Ghana is blessed with abundant natural resources and agriculture is one of the mainstays of the Ghanaian economy. The agriculture sector in Ghana accounts for nearly one-quarter of the country’s GDP and provides employment to more than half of the country’s workforce. With the ever increasing population and the growing demand for food products, the need of the hour is to deploy modern technologies in the field of agriculture to make sure that crop production can be significantly increased without putting too much pressure on the limited available resources. The deployment of geo-enabled technologies in Agriculture which include Global Positioning Systems (GPS), Geographic Information Systems (GIS) and Remote Sensing is a unique game-changer to addressing the numerous constraints farmers face with regards climate variability, low crop yields and lack of precision knowledge in farming. To explain the technologies further:
GPS provides location and time information in all weather conditions, anywhere on or near the Earth.
Remote Sensing facilitates the acquisition of information without physical contact: Example; meteorological data, chemical concentrations in the atmosphere, soil water, soil minerals, land cover, land use, plant and crop health, etc.
GIS is designed to capture, store, manipulate, analyse, manage and present all types of geographical data: where things are, quantities and densities and finds what’s inside and what’s nearby.
With regards Precision Agriculture, it is a farm management concept based on observing, measuring and responding to inter and intra field variability in crops. Precision farming effectively aims at matching farm practices closely to crop need, protecting and limiting environmental risk and boosting competitiveness through efficient practices. To this end geospatial technologies involves capturing farm data and undertaking a characterization of variability for effective decision-making and implementation practices at the farm level.

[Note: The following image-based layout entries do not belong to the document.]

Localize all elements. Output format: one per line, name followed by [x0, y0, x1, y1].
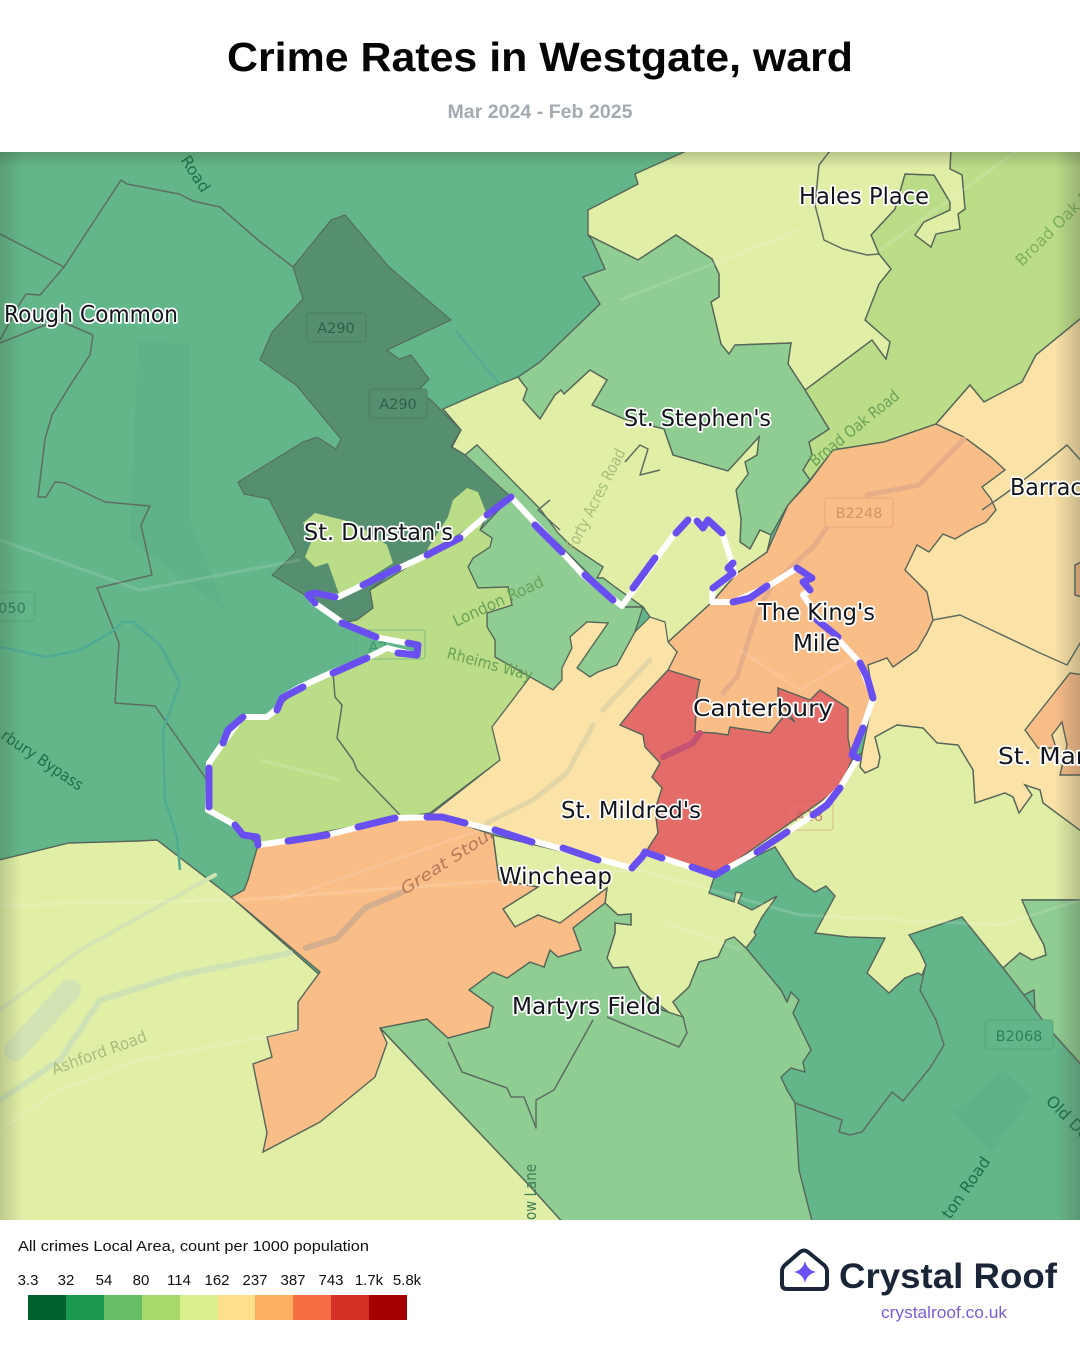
legend values: 162 [204, 1272, 230, 1289]
legend values: 743 [318, 1272, 344, 1289]
road name labels: ton Road [938, 1153, 994, 1222]
legend values: 32 [58, 1272, 74, 1289]
road name labels: rbury Bypass [0, 726, 87, 794]
legend values: 80 [133, 1272, 149, 1289]
map background: low crime green [0, 152, 1080, 1220]
legend values: 54 [96, 1272, 112, 1289]
region: Martyrs Field mid green [380, 903, 813, 1225]
road shield: B2248 [825, 498, 893, 527]
legend colour scale [28, 1295, 407, 1320]
place label: St. Stephen's: St. Stephen's [624, 406, 771, 432]
subtitle: date range: Mar 2024 - Feb 2025 [448, 102, 633, 123]
road name labels: Forty Acres Road [562, 445, 629, 554]
road shield: A28: A28 [795, 809, 823, 825]
road shield: B2248: B2248 [836, 506, 882, 522]
street network (faint) [0, 152, 1017, 1130]
website link text: crystalroof.co.uk [881, 1304, 1008, 1322]
region: far east orange patches [1025, 560, 1080, 775]
road shield: ward A-road: A2 [368, 640, 388, 656]
region: south central pale green Wincheap [493, 835, 777, 1017]
place label: St. Dunstan's: St. Dunstan's [304, 520, 453, 546]
legend [18, 1238, 422, 1320]
icon: house with star [782, 1250, 827, 1289]
legend values: 237 [242, 1272, 268, 1289]
region: south-east pale green [713, 725, 1080, 993]
railway line [0, 870, 1080, 925]
place label: St. Mildred's: St. Mildred's [561, 798, 701, 824]
edge fade vignette [0, 152, 1080, 1220]
legend title: All crimes Local Area, count per 1000 population [18, 1238, 369, 1255]
region: south-west pale green [0, 840, 565, 1225]
place label: Rough Common: Rough Common [4, 302, 178, 328]
Westgate ward boundary: white base [208, 497, 873, 875]
logo: Crystal Roof [782, 1250, 1057, 1322]
region: St Stephen's pale green [443, 370, 771, 642]
road shield: A28 [786, 801, 833, 830]
road shield: A2050 [0, 592, 35, 621]
road name labels: Ashford Road [49, 1027, 149, 1079]
legend values: 1.7k [355, 1272, 384, 1289]
region: pale orange north-east and east [860, 315, 1080, 834]
road shield: A290 upper [307, 313, 366, 342]
road shield: A290 lower: A290 [379, 397, 417, 413]
region: St Stephen's mid green [518, 235, 829, 549]
region: Canterbury red [620, 670, 852, 875]
place label: Canterbury: Canterbury [693, 696, 833, 722]
road shield: B2068: B2068 [996, 1029, 1042, 1045]
legend values [18, 1272, 422, 1289]
Westgate ward boundary: purple dashes [209, 497, 873, 875]
title: Crime Rates in Westgate, ward [227, 34, 853, 80]
legend values: 114 [167, 1272, 191, 1289]
logo wordmark: Crystal Roof [839, 1257, 1057, 1296]
region: King's Mile orange [669, 424, 1006, 749]
region: east mid green [1003, 900, 1080, 1069]
region: Hales Place pale green [588, 147, 965, 390]
road name labels: Broad Oak Road [806, 386, 903, 470]
region: dark low-crime zone A290 [238, 215, 511, 623]
region: St Dunstan's light green [208, 515, 530, 845]
legend values: 387 [280, 1272, 306, 1289]
place label: The King's Mile: Mile [793, 631, 840, 657]
place label: Martyrs Field: Martyrs Field [512, 994, 661, 1020]
road shield: A290 upper: A290 [317, 321, 355, 337]
place label: Hales Place: Hales Place [799, 184, 929, 210]
road name labels: Great Stour [397, 822, 501, 898]
road name labels: Rheims Way [445, 644, 535, 685]
river Stour [0, 439, 964, 1100]
place label: The King's Mile: The King's [757, 600, 875, 626]
road name labels [0, 152, 1080, 1222]
region: Wincheap orange [231, 817, 607, 1152]
road shield: ward A-road [357, 630, 425, 659]
region: mid green west of ward [468, 497, 643, 690]
region: north-east light green [803, 147, 1080, 480]
road shield: A290 lower [369, 389, 427, 418]
river channels [0, 330, 500, 870]
road name labels: ow Lane [521, 1164, 540, 1220]
road name labels: London Road [450, 572, 547, 631]
road shield: B2068 [985, 1020, 1053, 1049]
place label: Wincheap: Wincheap [499, 864, 612, 890]
ward and local boundary lines [0, 147, 1080, 1135]
region: strip green beside ward [465, 445, 643, 607]
legend values: 3.3 [18, 1272, 38, 1289]
place label: The King's Mile [757, 600, 875, 657]
legend values: 5.8k [393, 1272, 422, 1289]
region: St Mildred's pale orange [430, 617, 677, 868]
road name labels: Road [177, 152, 214, 196]
region: St Dunstan's northern blobs [303, 488, 487, 597]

Further, other benefits of deploying geospatial technologies include determining the location of agri-businesses including tractor, storage, aggregation points, et al being guided by a reliable geo-database. In addition, it is very essential for private enterprises venturing into rain-fed large scale commercial grain farming in Ghana to effectively make use of geospatial information otherwise it will be suicidal for them.
The benefits from geospatial technology use in agriculture are quite numerous and a lot is still under research. Let us explore the innovative uses and increase the yields from our farms.
PS: Special thanks to co-panelists: Dr. Nanam Dziedzoave (CSIR), Nana Oforiwaa Koranteng (CIDA Ghana) and Mr. Foster Mensah (CERSGIS) for excellent presentations for reference.